Newark is just the latest in a host of poorer-than-average communities living with poisoned water. Some say the situation is more dire than in Flint, Michigan, where some are still living on bottled water five and a half years after the crisis began. Now, health problems are surfacing, a concern in Newark, too.
New Jersey's largest city, home to U.S. Senator and presidential candidate Cory Booker, needs more water lines replaced than Flint. Newark residents were given water filters about a year ago, but experts say they're not working. They too are now relying on bottled water.

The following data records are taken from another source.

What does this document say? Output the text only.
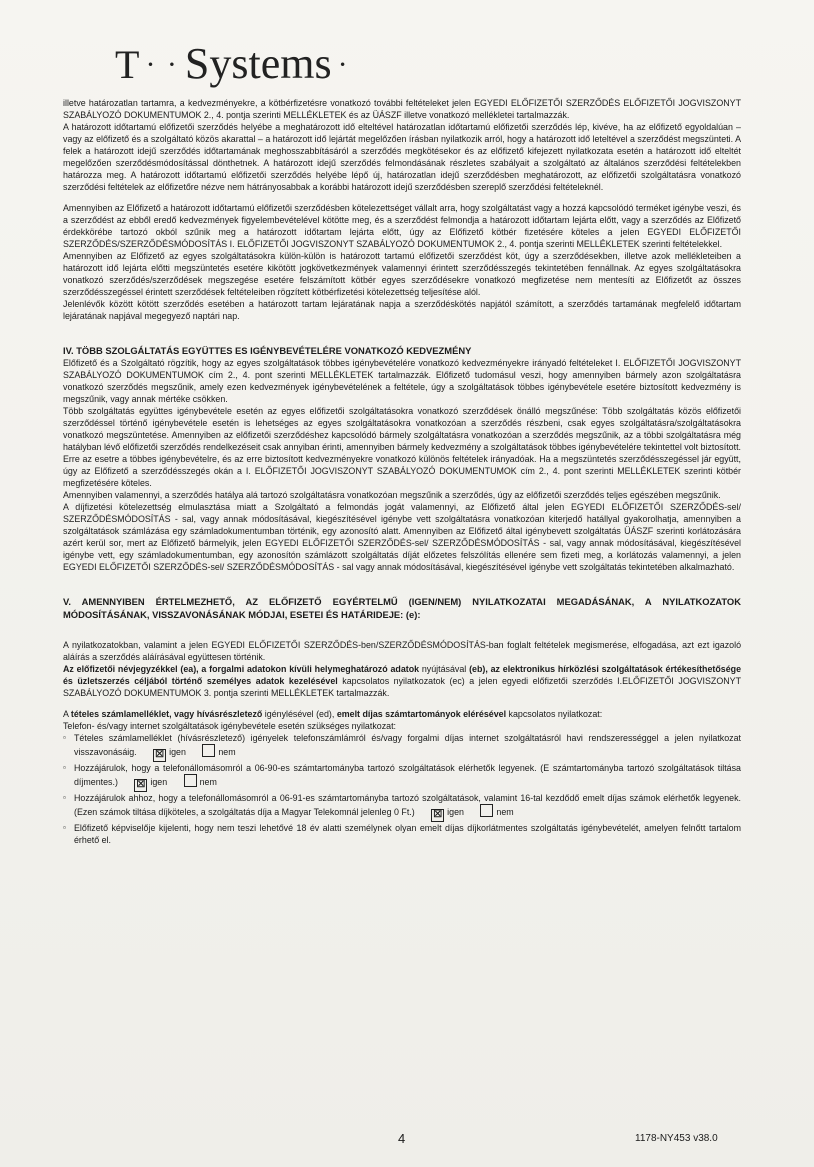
T · · Systems ·

illetve határozatlan tartamra, a kedvezményekre, a kötbérfizetésre vonatkozó további feltételeket jelen EGYEDI ELŐFIZETŐI SZERZŐDÉS ELŐFIZETŐI JOGVISZONYT SZABÁLYOZÓ DOKUMENTUMOK 2., 4. pontja szerinti MELLÉKLETEK és az ÜÁSZF illetve vonatkozó mellékletei tartalmazzák.

A határozott időtartamú előfizetői szerződés helyébe a meghatározott idő elteltével határozatlan időtartamú előfizetői szerződés lép, kivéve, ha az előfizető egyoldalúan – vagy az előfizető és a szolgáltató közös akarattal – a határozott idő lejártát megelőzően írásban nyilatkozik arról, hogy a határozott idő leteltével a szerződést megszünteti. A felek a határozott idejű szerződés időtartamának meghosszabbításáról a szerződés megkötésekor és az előfizető kifejezett nyilatkozata esetén a határozott idő elteltét megelőzően szerződésmódosítással dönthetnek. A határozott idejű szerződés felmondásának részletes szabályait a szolgáltató az általános szerződési feltételekben határozza meg. A határozott időtartamú előfizetői szerződés helyébe lépő új, határozatlan idejű szerződésben meghatározott, az előfizetői szolgáltatásra vonatkozó szerződési feltételek az előfizetőre nézve nem hátrányosabbak a korábbi határozott idejű szerződésben szereplő szerződési feltételeknél.

Amennyiben az Előfizető a határozott időtartamú előfizetői szerződésben kötelezettséget vállalt arra, hogy szolgáltatást vagy a hozzá kapcsolódó terméket igénybe veszi, és a szerződést az ebből eredő kedvezmények figyelembevételével kötötte meg, és a szerződést felmondja a határozott időtartam lejárta előtt, vagy a szerződés az Előfizető érdekkörébe tartozó okból szűnik meg a határozott időtartam lejárta előtt, úgy az Előfizető kötbér fizetésére köteles a jelen EGYEDI ELŐFIZETŐI SZERZŐDÉS/SZERZŐDÉSMÓDOSÍTÁS I. ELŐFIZETŐI JOGVISZONYT SZABÁLYOZÓ DOKUMENTUMOK 2., 4. pontja szerinti MELLÉKLETEK szerinti feltételekkel.

Amennyiben az Előfizető az egyes szolgáltatásokra külön-külön is határozott tartamú előfizetői szerződést köt, úgy a szerződésekben, illetve azok mellékleteiben a határozott idő lejárta előtti megszüntetés esetére kikötött jogkövetkezmények valamennyi érintett szerződésszegés tekintetében fennállnak. Az egyes szolgáltatásokra vonatkozó szerződés/szerződések megszegése esetére felszámított kötbér egyes szerződésekre vonatkozó megfizetése nem mentesíti az Előfizetőt az összes szerződésszegéssel érintett szerződések feltételeiben rögzített kötbérfizetési kötelezettség teljesítése alól.

Jelenlévők között kötött szerződés esetében a határozott tartam lejáratának napja a szerződéskötés napjától számított, a szerződés tartamának megfelelő időtartam lejáratának napjával megegyező naptári nap.

IV. TÖBB SZOLGÁLTATÁS EGYÜTTES ES IGÉNYBEVÉTELÉRE VONATKOZÓ KEDVEZMÉNY

Előfizető és a Szolgáltató rögzítik, hogy az egyes szolgáltatások többes igénybevételére vonatkozó kedvezményekre irányadó feltételeket I. ELŐFIZETŐI JOGVISZONYT SZABÁLYOZÓ DOKUMENTUMOK cím 2., 4. pont szerinti MELLÉKLETEK tartalmazzák. Előfizető tudomásul veszi, hogy amennyiben bármely azon szolgáltatásra vonatkozó szerződés megszűnik, amely ezen kedvezmények igénybevételének a feltétele, úgy a szolgáltatások többes igénybevétele esetére biztosított kedvezmény is megszűnik, vagy annak mértéke csökken.

Több szolgáltatás együttes igénybevétele esetén az egyes előfizetői szolgáltatásokra vonatkozó szerződések önálló megszűnése: Több szolgáltatás közös előfizetői szerződéssel történő igénybevétele esetén is lehetséges az egyes szolgáltatásokra vonatkozóan a szerződés részbeni, csak egyes szolgáltatásra/szolgáltatásokra vonatkozó megszüntetése. Amennyiben az előfizetői szerződéshez kapcsolódó bármely szolgáltatásra vonatkozóan a szerződés megszűnik, az a többi szolgáltatásra még hatályban lévő előfizetői szerződés rendelkezéseit csak annyiban érinti, amennyiben bármely kedvezmény a szolgáltatások többes igénybevételére tekintettel volt biztosított. Erre az esetre a többes igénybevételre, és az erre biztosított kedvezményekre vonatkozó különös feltételek irányadóak. Ha a megszüntetés szerződésszegéssel jár együtt, úgy az Előfizető a szerződésszegés okán a I. ELŐFIZETŐI JOGVISZONYT SZABÁLYOZÓ DOKUMENTUMOK cím 2., 4. pont szerinti MELLÉKLETEK szerinti kötbér megfizetésére köteles.

Amennyiben valamennyi, a szerződés hatálya alá tartozó szolgáltatásra vonatkozóan megszűnik a szerződés, úgy az előfizetői szerződés teljes egészében megszűnik.

A díjfizetési kötelezettség elmulasztása miatt a Szolgáltató a felmondás jogát valamennyi, az Előfizető által jelen EGYEDI ELŐFIZETŐI SZERZŐDÉS-sel/ SZERZŐDÉSMÓDOSÍTÁS - sal, vagy annak módosításával, kiegészítésével igénybe vett szolgáltatásra vonatkozóan kiterjedő hatállyal gyakorolhatja, amennyiben a szolgáltatások számlázása egy számladokumentumban történik, egy azonosító alatt. Amennyiben az Előfizető által igénybevett szolgáltatás ÜÁSZF szerinti korlátozására azért kerül sor, mert az Előfizető bármelyik, jelen EGYEDI ELŐFIZETŐI SZERZŐDÉS-sel/ SZERZŐDÉSMÓDOSÍTÁS - sal, vagy annak módosításával, kiegészítésével igénybe vett, egy számladokumentumban, egy azonosítón számlázott szolgáltatás díját előzetes felszólítás ellenére sem fizeti meg, a korlátozás valamennyi, a jelen EGYEDI ELŐFIZETŐI SZERZŐDÉS-sel/ SZERZŐDÉSMÓDOSÍTÁS - sal vagy annak módosításával, kiegészítésével igénybe vett szolgáltatás tekintetében alkalmazható.

V. AMENNYIBEN ÉRTELMEZHETŐ, AZ ELŐFIZETŐ EGYÉRTELMŰ (IGEN/NEM) NYILATKOZATAI MEGADÁSÁNAK, A NYILATKOZATOK MÓDOSÍTÁSÁNAK, VISSZAVONÁSÁNAK MÓDJAI, ESETEI ÉS HATÁRIDEJE: (e):

A nyilatkozatokban, valamint a jelen EGYEDI ELŐFIZETŐI SZERZŐDÉS-ben/SZERZŐDÉSMÓDOSÍTÁS-ban foglalt feltételek megismerése, elfogadása, azt ezt igazoló aláírás a szerződés aláírásával együttesen történik.

Az előfizetői névjegyzékkel (ea), a forgalmi adatokon kívüli helymeghatározó adatok nyújtásával (eb), az elektronikus hírközlési szolgáltatások értékesíthetősége és üzletszerzés céljából történő személyes adatok kezelésével kapcsolatos nyilatkozatok (ec) a jelen egyedi előfizetői szerződés I.ELŐFIZETŐI JOGVISZONYT SZABÁLYOZÓ DOKUMENTUMOK 3. pontja szerinti MELLÉKLETEK tartalmazzák.

A tételes számlamelléklet, vagy hívásrészletező igénylésével (ed), emelt díjas számtartományok elérésével kapcsolatos nyilatkozat:

Telefon- és/vagy internet szolgáltatások igénybevétele esetén szükséges nyilatkozat:

▫ Tételes számlamelléklet (hívásrészletező) igényelek telefonszámlámról és/vagy forgalmi díjas internet szolgáltatásról havi rendszerességgel a jelen nyilatkozat visszavonásáig. ☒ igen	nem
▫ Hozzájárulok, hogy a telefonállomásomról a 06-90-es számtartományba tartozó szolgáltatások elérhetők legyenek. (E számtartományba tartozó szolgáltatások tiltása díjmentes.) ☒ igen	nem
▫ Hozzájárulok ahhoz, hogy a telefonállomásomról a 06-91-es számtartományba tartozó szolgáltatások, valamint 16-tal kezdődő emelt díjas számok elérhetők legyenek. (Ezen számok tiltása díjköteles, a szolgáltatás díja a Magyar Telekomnál jelenleg 0 Ft.) ☒ igen	nem
▫ Előfizető képviselője kijelenti, hogy nem teszi lehetővé 18 év alatti személynek olyan emelt díjas díjkorlátmentes szolgáltatás igénybevételét, amelyen felnőtt tartalom érhető el.
4	1178-NY453 v38.0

But the plan to replace thousands of lines hasn't been approved yet. Once that happens, it will still take time before the city picks a contractor. According to the Natural Resources Defense Council, more than 10 percent of Newark's reported drinking water samples have exceeded 66.9 parts per billion; that's more than four times the federal action level. The problem stems from old pipes, leaching lead into the water flowing through them. City and state officials say they need more help from the federal government to handle the problem.